Adapun dalam uraian dakwaan tersebut, La Nyalla melalui Diar Kusuma Putra acapkali meminta bagian keuangan Kadin Jatim yakni Edi Kusdaryanto untuk mengeluarkan cek dan giro yang besarnya sesuai dengan permintaan dari Diar dan saksi lainnya yakni Nelson Sembiring.
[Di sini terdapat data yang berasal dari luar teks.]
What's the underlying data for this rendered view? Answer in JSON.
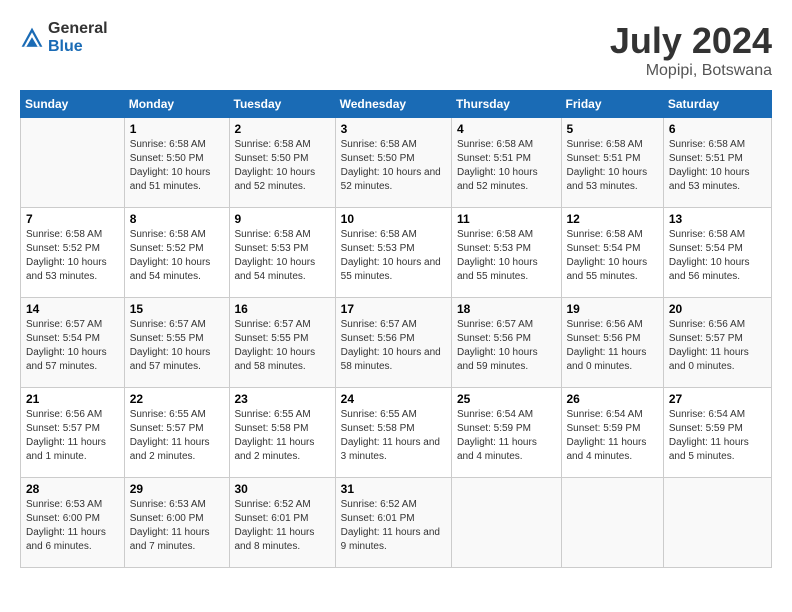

Permintaan tersebut, selalu dimintakan atas persetujuan La Nyalla Mattaliti.
Jaksa menganggap, uang hibah yang sedianya untuk akselerasi perdagangan antar pulau, membantu kegiatan usaha mikro, kecil dan menengah (UMKM), serta bussines development center (BDC) justru digunakan La Nyalla untuk membeli saham Bank Jatim yang telah melantai di bursa.
Atas perbuatannya tersebut, La Nyalla diancam dengan pidana Pasal 3 jo Pasal 18 Undang-Undang Nomor 31 tahun 1999 tentang tindak pidana korupsi (Tipikor) sebagaimana diubah dalam UU No. 20 tahun 2001 jo Pasal 55 ayat 1 ke 1 jo pasal 65 KUHP.